El caso de la constructora brasileña es la comidilla de los medios en la región cuando de corrupción de habla. Ya hay un expresidente tras las rejas —Ollanta Humala y también su esposa cumplen desde el pasado 13 de julio prisión preventiva— algún otro prófugo, y varios con más de un proceso judicial abierto. Otros han salido más habilidosamente ilesos del entuerto. Incluso, ha habido pactos de algunos países con la empresa, como es el caso de República Dominicana y Panamá, quienes acordaron una indemnización para compensar los sobornos. Algo así como, de los males, el menor, pues no hay personajes arruinados sino un arreglo para colaborar en la trama judicial, castigar a un grupo de altos cargos de Odebrecht y «resarcir» al país.

En otros Estados no ha sido tan simple. Perú y Brasil han sido de los más afectados con esta cruzada emprendida por el mismo magistrado que condenó a Luis Ignacio Lula Da Silva, el juez Sergio Moro. Le siguen Colombia y Argentina, y todos con varias figuras presidenciales y aspirantes presuntamente implicados. México, Venezuela y Ecuador también se han visto salpicados y es que la multinacional opera en 28 países del área.

Así el caos en las naciones involucradas mientras que la empresa sigue funcionando después del «mea culpa» y la depuración de sus funcionarios corruptos. La historia de transparencia y supuesta eficacia judicial se ha traducido en una cacería de brujas a políticos puntuales, de ahí que, curiosamente, han sido implicado muchos, pero no enjuiciados todos. La justicia en este caso ha tenido una especie de ceguera selectiva y ha demostrado, tal y como lo ha hecho la compañía, someterse más a la política y a los políticos, que a las leyes.

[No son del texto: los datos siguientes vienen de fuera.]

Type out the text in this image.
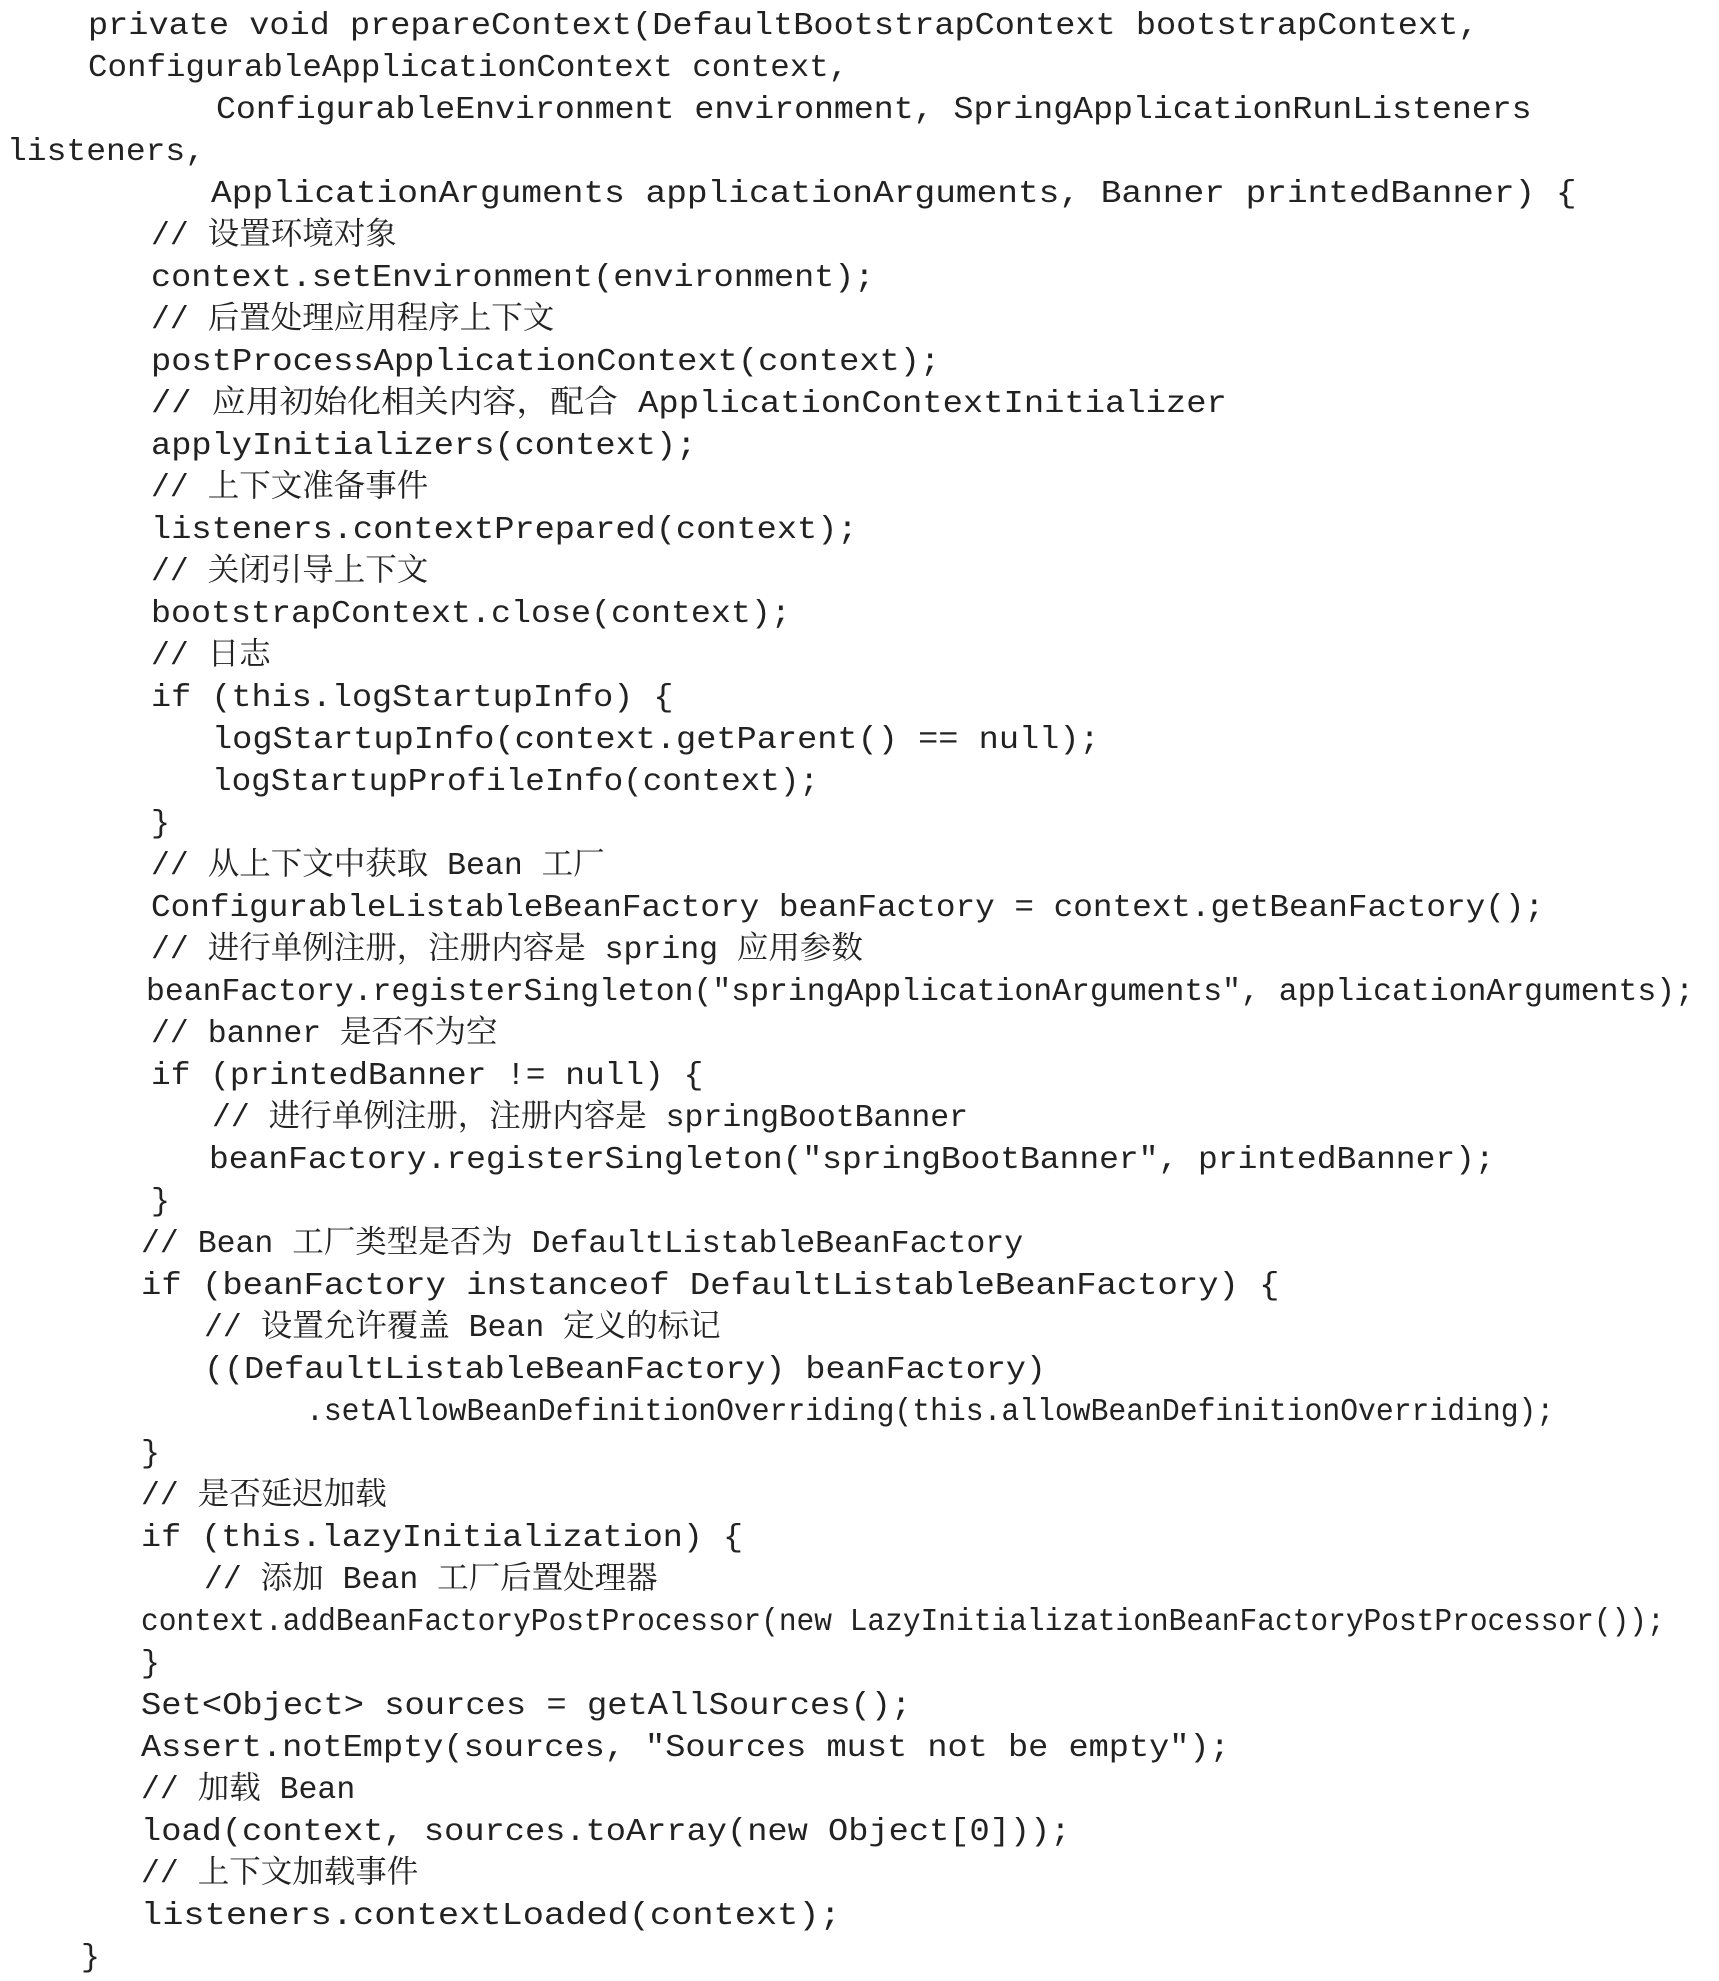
private void prepareContext(DefaultBootstrapContext bootstrapContext,
ConfigurableApplicationContext context,
ConfigurableEnvironment environment, SpringApplicationRunListeners
listeners,
ApplicationArguments applicationArguments, Banner printedBanner) {
// 设置环境对象
context.setEnvironment(environment);
// 后置处理应用程序上下文
postProcessApplicationContext(context);
// 应用初始化相关内容，配合 ApplicationContextInitializer
applyInitializers(context);
// 上下文准备事件
listeners.contextPrepared(context);
// 关闭引导上下文
bootstrapContext.close(context);
// 日志
if (this.logStartupInfo) {
logStartupInfo(context.getParent() == null);
logStartupProfileInfo(context);
}
// 从上下文中获取 Bean 工厂
ConfigurableListableBeanFactory beanFactory = context.getBeanFactory();
// 进行单例注册，注册内容是 spring 应用参数
beanFactory.registerSingleton("springApplicationArguments", applicationArguments);
// banner 是否不为空
if (printedBanner != null) {
// 进行单例注册，注册内容是 springBootBanner
beanFactory.registerSingleton("springBootBanner", printedBanner);
}
// Bean 工厂类型是否为 DefaultListableBeanFactory
if (beanFactory instanceof DefaultListableBeanFactory) {
// 设置允许覆盖 Bean 定义的标记
((DefaultListableBeanFactory) beanFactory)
.setAllowBeanDefinitionOverriding(this.allowBeanDefinitionOverriding);
}
// 是否延迟加载
if (this.lazyInitialization) {
// 添加 Bean 工厂后置处理器
context.addBeanFactoryPostProcessor(new LazyInitializationBeanFactoryPostProcessor());
}
Set<Object> sources = getAllSources();
Assert.notEmpty(sources, "Sources must not be empty");
// 加载 Bean
load(context, sources.toArray(new Object[0]));
// 上下文加载事件
listeners.contextLoaded(context);
}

Esta experiencia nos enseña que, en materia de financiación política, parece haber procedimientos legales e ilegales, como si hubiesen donaciones desinteresadas, cuasi filantrópicas para algunos políticos. Hoy día es difícil postularse sin apoyo económico, en la inmensa mayoría de los Estados. Un magnate de la industria inmobiliaria y turística sin ninguna experiencia política  ocupa la Casa Blanca como triste y deformante ejemplo de que el dinero pretende y apuesta por poderlo todo.